Les nuances de la Garonne
© Nicolas Floc'h Adagp Paris 2025
De quelle couleur est la Garonne ? Le photographe plongeur Nicolas Floc’h offre une réponse étonnante. Projet de grande ampleur au confluent, de l’artistique et du scientifique, « La Couleur de l’eau – Garonne océan » est la première étape à découvrir dans le cadre du Festival international des Arts de Bordeaux Métropole (FAB). Une exposition inédite à la Fabrique Pola.
Suivre le fleuve et ses affluents : depuis plusieurs éditions, le FAB invite le public à l’exploration sensible des espaces naturels liés à l’eau (voir l’article). Cette année, une carte blanche a été proposée à Nicolas Floc’h, un photographe unique dont le travail s’inscrit dans une démarche éco-responsable et de sensibilisation.
Explorateur des fonds marins, il s’intéresse aux tonalités de l’eau depuis longtemps. Pas uniquement celle de la surface, car il procède à un minutieux relevé photographique jusque dans les profondeurs. Après les océans, il décrypte à présent un fleuve, et par n’importe lequel, puisqu’il s’agit de celui le plus chargé en sédiments de France. Or, cette production photographique documentaire, fruit d’un travail avec les équipes du festival, aboutit à un résultat plastique inattendu.
Séries de monochromes
Malgré les apparences de nuancier, la fresque que nous découvrons n’est pas ordonnée selon son aspect pictural. Elle respecte la géographie, offrant en quelque sorte une vue en coupe du fleuve. Le végétal et le minéral ne sont pas représentés de façon réaliste, ni dans un style impressionniste, mais abstrait. Sans effet ostentatoire de brillance ou de matière, on passe brusquement de couleurs très chaudes (orange et rouge) à une zone verte. La rupture est nette. À quoi ce rendu inattendu correspond-il ?

© Sarah Meneghello
Marron, ocre, bronze, fauve… La tonalité varie en fonction du territoire et de l’environnement, du relief, de l’occupation et de la nature des sols, du type de végétation. La saturation des pigments augmente avec l’accumulation. Certains éléments sont liés aux saisons. Ainsi, crues et intempéries peuvent-elles modifier la couleur. La manière dont le fleuve interagit avec l’océan peut aussi avoir une influence. Le net changement chromatique correspond à l’interaction avec l’Atlantique, et la densité du phytoplancton. Ligne de vie entre nature et humains, terre et océan.
Immersions
La série d’images photos prises du fleuve découle d’un long processus créatif et relève d’un protocole. Les images sont captées avec un objectif grand angle, pour un cadrage frontal. Les prises de vues sont réalisées à différentes profondeurs dans la colonne d’eau, plus précisément la zone éclairée naturellement.

© Sarah Meneghello
Si Nicolas Floc’h peut aller jusqu’à 100 m dans l’océan, les 5 m de la Garonne ont suffi pour saisir les variations recherchées. La moitié des images est noire et chaque colonne correspond à un espace de 2 à 3 km, dans un parcours totalisant 130 km jusqu’à l’Estuaire de la Gironde.
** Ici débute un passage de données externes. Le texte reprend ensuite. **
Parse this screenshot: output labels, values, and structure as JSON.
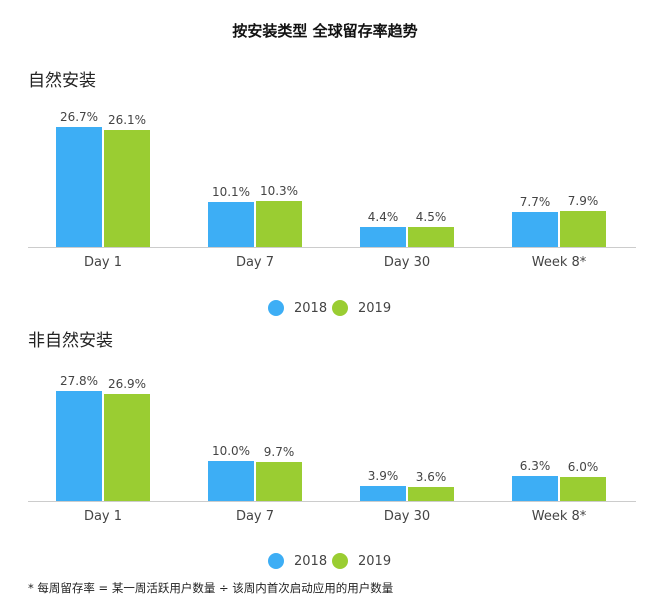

« Chaque fleuve a sa signature »
Nourri de travaux de terrain, donc, ainsi que de lectures et d’échanges avec des spécialistes, le projet est passionnant. L’artiste révèle des variations de couleurs insoupçonnées, quasi invisibles à l’œil nu, qui traduisent en substance les caractéristiques du milieu. De plus, cette écriture du vivant, du minéral, des sols, de l’espace, du climat, s’inscrit dans une démarche au long cours visant à étudier des écosystèmes menacés. Formidable adéquation entre le fond et la forme ! D’autres grilles seront effectivement exposées jusqu’en 2027, puisqu’il s’agit d’explorer tout le territoire en amont du bassin. D’ici là, comment les changements globaux imprègneront-ils cette œuvre en devenir ?
Cette expérience chromatique évolutive est donc à suivre. De près. Nicolas Le Floc’h redéfinit le paysage photographié de façon très originale. Avant tout artistique, le projet découle aussi d’un intérêt pour des installations immersives, comme celles de James Turrell. Il trouve toutefois sa source dans l’histoire de l’art, notamment les peintures de paysage de William Turner. Pas seulement Klein ou Rodtchenko.
À la fois témoins historiques et muses artistiques, les cours d’eau reflètent la relation complexe entre les sociétés humaines et leur environnement naturel. Garonne Océan en est l’éclatante illustration.